The lecture connected local structure to mechanisms and how materials intercalate. Grey spoke about using interferometric scattering (iSCAT) microscopy, typically used by biologists, to follow how ions are pulled in and out of materials. Sharing iSCAT images of graphite, she gave a shout out to the late Institute Professor and lecture namesake Mildred Dresselhaus when discussing nucleation, the process by which atoms come together to form new structures that is important for considering new, more sustainable materials for batteries.

"Millie, in her solid-state physics class for undergrads, nicely explained what's going on here," Grey explained. "There is a dramatic change in the conductivity as you go from diluted state to the dense state. The conductivity goes up. With this information, you can explore nucleation."

Designing for the future

"How do we design for fast charging?" Grey asked, discussing gradient spectroscopy to visualize different materials. "We need to find a material that operates at a high enough voltage to avoid lithium plating and has high lithium mobility."

"To return to the theme of graphite and Millie Dresselhaus," said Grey, "I've been trying to really understand what is the nature of the passivating layer that grows on both graphite and lithium metal. Can we enhance this layer?" In the question-and-answer session that followed, Grey spoke about the pros and cons of incorporating nitrogen in the anode.

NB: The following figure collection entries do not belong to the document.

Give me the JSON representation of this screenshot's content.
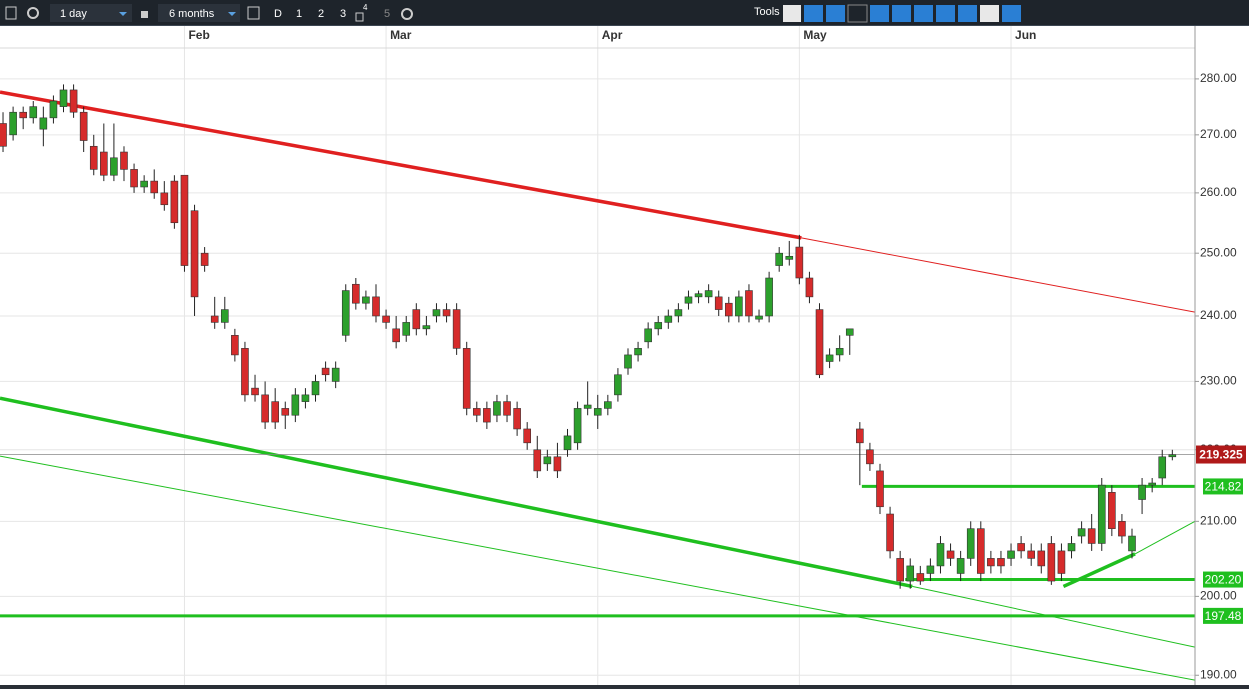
{
  "toolbar": {
    "interval": "1 day",
    "range": "6 months",
    "buttons": [
      "D",
      "1",
      "2",
      "3",
      "4",
      "5"
    ],
    "tools": "Tools"
  },
  "chart_data": {
    "type": "candlestick",
    "log_scale": true,
    "grid": true,
    "up_color": "#2ca02c",
    "down_color": "#d62b2b",
    "categories": [
      null,
      null,
      null,
      null,
      null,
      null,
      null,
      null,
      null,
      null,
      null,
      null,
      null,
      null,
      null,
      null,
      null,
      null,
      "Feb",
      null,
      null,
      null,
      null,
      null,
      null,
      null,
      null,
      null,
      null,
      null,
      null,
      null,
      null,
      null,
      null,
      null,
      null,
      null,
      "Mar",
      null,
      null,
      null,
      null,
      null,
      null,
      null,
      null,
      null,
      null,
      null,
      null,
      null,
      null,
      null,
      null,
      null,
      null,
      null,
      null,
      "Apr",
      null,
      null,
      null,
      null,
      null,
      null,
      null,
      null,
      null,
      null,
      null,
      null,
      null,
      null,
      null,
      null,
      null,
      null,
      null,
      "May",
      null,
      null,
      null,
      null,
      null,
      null,
      null,
      null,
      null,
      null,
      null,
      null,
      null,
      null,
      null,
      null,
      null,
      null,
      null,
      null,
      "Jun",
      null,
      null,
      null,
      null,
      null,
      null,
      null,
      null,
      null,
      null,
      null,
      null,
      null,
      null,
      null,
      null
    ],
    "open": [
      272,
      270,
      274,
      273,
      271,
      273,
      275,
      278,
      274,
      268,
      267,
      263,
      267,
      264,
      261,
      262,
      260,
      262,
      263,
      257,
      250,
      240,
      239,
      237,
      235,
      229,
      228,
      227,
      226,
      225,
      227,
      228,
      232,
      230,
      237,
      245,
      242,
      243,
      240,
      238,
      237,
      241,
      238,
      240,
      241,
      241,
      235,
      226,
      226,
      225,
      227,
      226,
      223,
      220,
      218,
      219,
      220,
      221,
      226,
      225,
      226,
      228,
      232,
      234,
      236,
      238,
      239,
      240,
      242,
      243,
      243,
      243,
      242,
      240,
      244,
      239.5,
      240,
      248,
      249,
      251,
      246,
      241,
      233,
      234,
      237,
      223,
      220,
      217,
      211,
      205,
      202,
      203,
      203,
      204,
      206,
      203,
      205,
      209,
      205,
      205,
      205,
      207,
      206,
      206,
      207,
      206,
      206,
      208,
      209,
      207,
      214,
      210,
      206,
      213,
      215,
      216,
      219
    ],
    "high": [
      274,
      275,
      275,
      276,
      275,
      277,
      279,
      279,
      275,
      270,
      272,
      272,
      268,
      265,
      263,
      264,
      262,
      263,
      263,
      258,
      251,
      243,
      243,
      238,
      236,
      231,
      230,
      229,
      227,
      229,
      229,
      231,
      233,
      233,
      245,
      246,
      244,
      245,
      241,
      240,
      240,
      242,
      240,
      242,
      242,
      242,
      236,
      227,
      227,
      228,
      228,
      227,
      224,
      222,
      220,
      221,
      223,
      227,
      230,
      228,
      228,
      232,
      235,
      236,
      239,
      240,
      241,
      242,
      244,
      244,
      245,
      244,
      243,
      244,
      245,
      241,
      247,
      251,
      252,
      253,
      247,
      242,
      235,
      237,
      238,
      224,
      221,
      218,
      212,
      206,
      205,
      204,
      205,
      208,
      207,
      206,
      210,
      210,
      206,
      206,
      207,
      208,
      207,
      207,
      208,
      207,
      208,
      210,
      211,
      216,
      215,
      211,
      209,
      216,
      216,
      220,
      220
    ],
    "low": [
      267,
      269,
      271,
      272,
      268,
      272,
      274,
      273,
      267,
      263,
      262,
      262,
      262,
      260,
      260,
      259,
      257,
      254,
      247,
      240,
      247,
      238,
      238,
      233,
      227,
      227,
      223,
      223,
      223,
      224,
      226,
      227,
      230,
      229,
      236,
      241,
      241,
      239,
      238,
      235,
      236,
      237,
      237,
      239,
      239,
      234,
      225,
      224,
      223,
      224,
      224,
      222,
      220,
      216,
      217,
      216,
      219,
      220,
      225,
      223,
      225,
      227,
      231,
      233,
      235,
      237,
      238,
      239,
      241,
      242,
      242,
      240,
      239,
      239,
      239,
      239,
      239,
      247,
      248,
      245,
      242,
      230.5,
      232,
      233,
      234,
      215,
      217,
      211,
      205,
      201,
      201,
      201.5,
      202,
      203,
      204,
      202,
      204,
      202,
      203,
      203,
      204,
      205,
      204,
      203,
      201.5,
      202,
      205,
      207,
      206,
      206,
      208,
      207,
      205,
      211,
      214,
      215,
      218.5
    ],
    "close": [
      268,
      274,
      273,
      275,
      273,
      276,
      278,
      274,
      269,
      264,
      263,
      266,
      264,
      261,
      262,
      260,
      258,
      255,
      248,
      243,
      248,
      239,
      241,
      234,
      228,
      228,
      224,
      224,
      225,
      228,
      228,
      230,
      231,
      232,
      244,
      242,
      243,
      240,
      239,
      236,
      239,
      238,
      238.5,
      241,
      240,
      235,
      226,
      225,
      224,
      227,
      225,
      223,
      221,
      217,
      219,
      217,
      222,
      226,
      226.5,
      226,
      227,
      231,
      234,
      235,
      238,
      239,
      240,
      241,
      243,
      243.5,
      244,
      241,
      240,
      243,
      240,
      240,
      246,
      250,
      249.5,
      246,
      243,
      231,
      234,
      235,
      238,
      221,
      218,
      212,
      206,
      202,
      204,
      202,
      204,
      207,
      205,
      205,
      209,
      203,
      204,
      204,
      206,
      206,
      205,
      204,
      202,
      203,
      207,
      209,
      207,
      215,
      209,
      208,
      208,
      215,
      215.3,
      219,
      219.3
    ],
    "xlim": [
      -0.3,
      118.25
    ],
    "ylim": [
      188.8,
      289.8
    ],
    "yticks": [
      {
        "value": 190,
        "label": "190.00"
      },
      {
        "value": 200,
        "label": "200.00"
      },
      {
        "value": 210,
        "label": "210.00"
      },
      {
        "value": 220,
        "label": "220.00"
      },
      {
        "value": 230,
        "label": "230.00"
      },
      {
        "value": 240,
        "label": "240.00"
      },
      {
        "value": 250,
        "label": "250.00"
      },
      {
        "value": 260,
        "label": "260.00"
      },
      {
        "value": 270,
        "label": "270.00"
      },
      {
        "value": 280,
        "label": "280.00"
      }
    ],
    "last_price": 219.325,
    "last_price_color": "#b01a1a",
    "levels": [
      {
        "value": 214.82,
        "label": "214.82",
        "start": 85.2,
        "color": "#1fbf1f"
      },
      {
        "value": 202.2,
        "label": "202.20",
        "start": 89.5,
        "color": "#1fbf1f"
      },
      {
        "value": 197.48,
        "label": "197.48",
        "start": -0.3,
        "color": "#1fbf1f"
      }
    ],
    "trendlines": [
      {
        "color": "#e02020",
        "style": "thick",
        "points": [
          [
            -0.3,
            277.6
          ],
          [
            79.2,
            252.5
          ]
        ]
      },
      {
        "color": "#e02020",
        "style": "thin",
        "points": [
          [
            79.2,
            252.5
          ],
          [
            118.25,
            240.6
          ]
        ]
      },
      {
        "color": "#1fbf1f",
        "style": "thick",
        "points": [
          [
            -0.3,
            227.5
          ],
          [
            90.2,
            201.3
          ]
        ]
      },
      {
        "color": "#1fbf1f",
        "style": "thin",
        "points": [
          [
            90.2,
            201.3
          ],
          [
            118.25,
            193.5
          ]
        ]
      },
      {
        "color": "#1fbf1f",
        "style": "thin",
        "points": [
          [
            -0.3,
            219.1
          ],
          [
            118.25,
            189.4
          ]
        ]
      },
      {
        "color": "#1fbf1f",
        "style": "thick",
        "points": [
          [
            105.2,
            201.3
          ],
          [
            112.3,
            205.6
          ]
        ]
      },
      {
        "color": "#1fbf1f",
        "style": "thin",
        "points": [
          [
            112.3,
            205.6
          ],
          [
            118.25,
            210
          ]
        ]
      }
    ]
  }
}
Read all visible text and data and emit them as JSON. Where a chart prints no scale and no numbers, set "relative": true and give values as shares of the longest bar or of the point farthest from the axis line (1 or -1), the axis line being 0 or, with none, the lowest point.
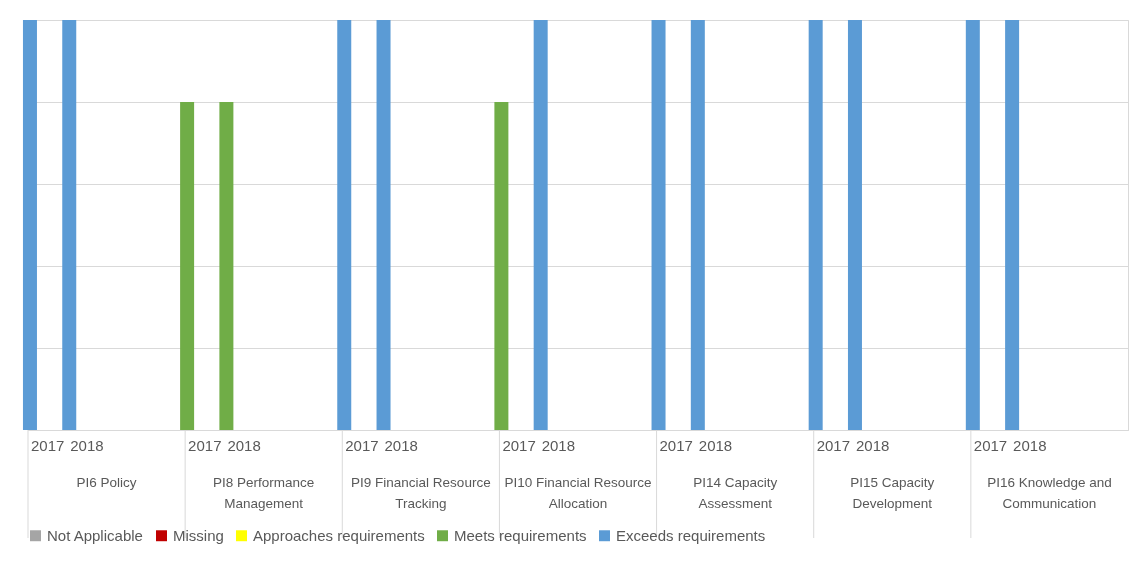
{
  "chart_data": {
    "type": "bar",
    "relative": true,
    "stacked": true,
    "grid": "y",
    "legend": "bottom",
    "categories": [
      "2017",
      "2018",
      null,
      null,
      "2017",
      "2018",
      null,
      null,
      "2017",
      "2018",
      null,
      null,
      "2017",
      "2018",
      null,
      null,
      "2017",
      "2018",
      null,
      null,
      "2017",
      "2018",
      null,
      null,
      "2017",
      "2018",
      null,
      null
    ],
    "annotations": [
      "PI6 Policy",
      "PI8 Performance Management",
      "PI9 Financial Resource Tracking",
      "PI10 Financial Resource Allocation",
      "PI14 Capacity Assessment",
      "PI15 Capacity Development",
      "PI16 Knowledge and Communication"
    ],
    "series": [
      {
        "name": "Not Applicable",
        "color": "#a5a5a5",
        "values": [
          null,
          null,
          null,
          null,
          null,
          null,
          null,
          null,
          null,
          null,
          null,
          null,
          null,
          null,
          null,
          null,
          null,
          null,
          null,
          null,
          null,
          null,
          null,
          null,
          null,
          null,
          null,
          null
        ]
      },
      {
        "name": "Missing",
        "color": "#c00000",
        "values": [
          null,
          null,
          null,
          null,
          null,
          null,
          null,
          null,
          null,
          null,
          null,
          null,
          null,
          null,
          null,
          null,
          null,
          null,
          null,
          null,
          null,
          null,
          null,
          null,
          null,
          null,
          null,
          null
        ]
      },
      {
        "name": "Approaches requirements",
        "color": "#ffff00",
        "values": [
          null,
          null,
          null,
          null,
          null,
          null,
          null,
          null,
          null,
          null,
          null,
          null,
          null,
          null,
          null,
          null,
          null,
          null,
          null,
          null,
          null,
          null,
          null,
          null,
          null,
          null,
          null,
          null
        ]
      },
      {
        "name": "Meets requirements",
        "color": "#70ad47",
        "values": [
          null,
          null,
          null,
          null,
          0.8,
          0.8,
          null,
          null,
          null,
          null,
          null,
          null,
          0.8,
          null,
          null,
          null,
          null,
          null,
          null,
          null,
          null,
          null,
          null,
          null,
          null,
          null,
          null,
          null
        ]
      },
      {
        "name": "Exceeds requirements",
        "color": "#5b9bd5",
        "values": [
          1,
          1,
          null,
          null,
          null,
          null,
          null,
          null,
          1,
          1,
          null,
          null,
          null,
          1,
          null,
          null,
          1,
          1,
          null,
          null,
          1,
          1,
          null,
          null,
          1,
          1,
          null,
          null
        ]
      }
    ]
  }
}
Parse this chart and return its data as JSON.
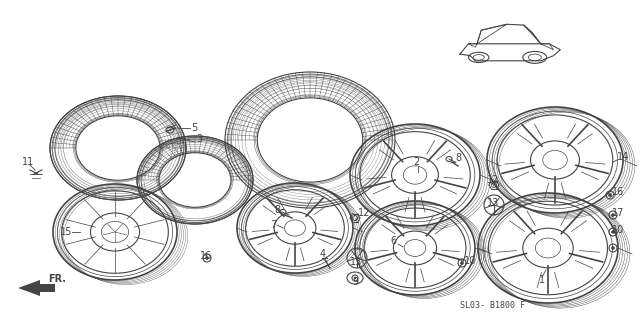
{
  "bg_color": "#ffffff",
  "line_color": "#444444",
  "fig_width": 6.4,
  "fig_height": 3.19,
  "dpi": 100,
  "reference_code": "SL03- B1800 F",
  "fr_label": "FR."
}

After the lecture, Grey was joined by Yet-Ming Chiang, the Kyocera Professor of Ceramics in the MIT Department of Materials Science and Engineering, for a fireside chat. The conversation touched on political and academic attitudes toward climate change in the United Kingdom, and audience members applauded Grey's development of imaging methods that allow researchers to look at the temperature dependent response of battery materials.

This was the sixth Dresselhaus Lecture, named in honor of MIT Institute Professor Mildred Dresselhaus, known to many as the "Queen of Carbon Science." "It's truly wonderful to be here to celebrate the life and the science of Millie Dresselhaus," said Grey. "She was a very strong advocate for women in science. I'm honored to be here to give a lecture in honor of her."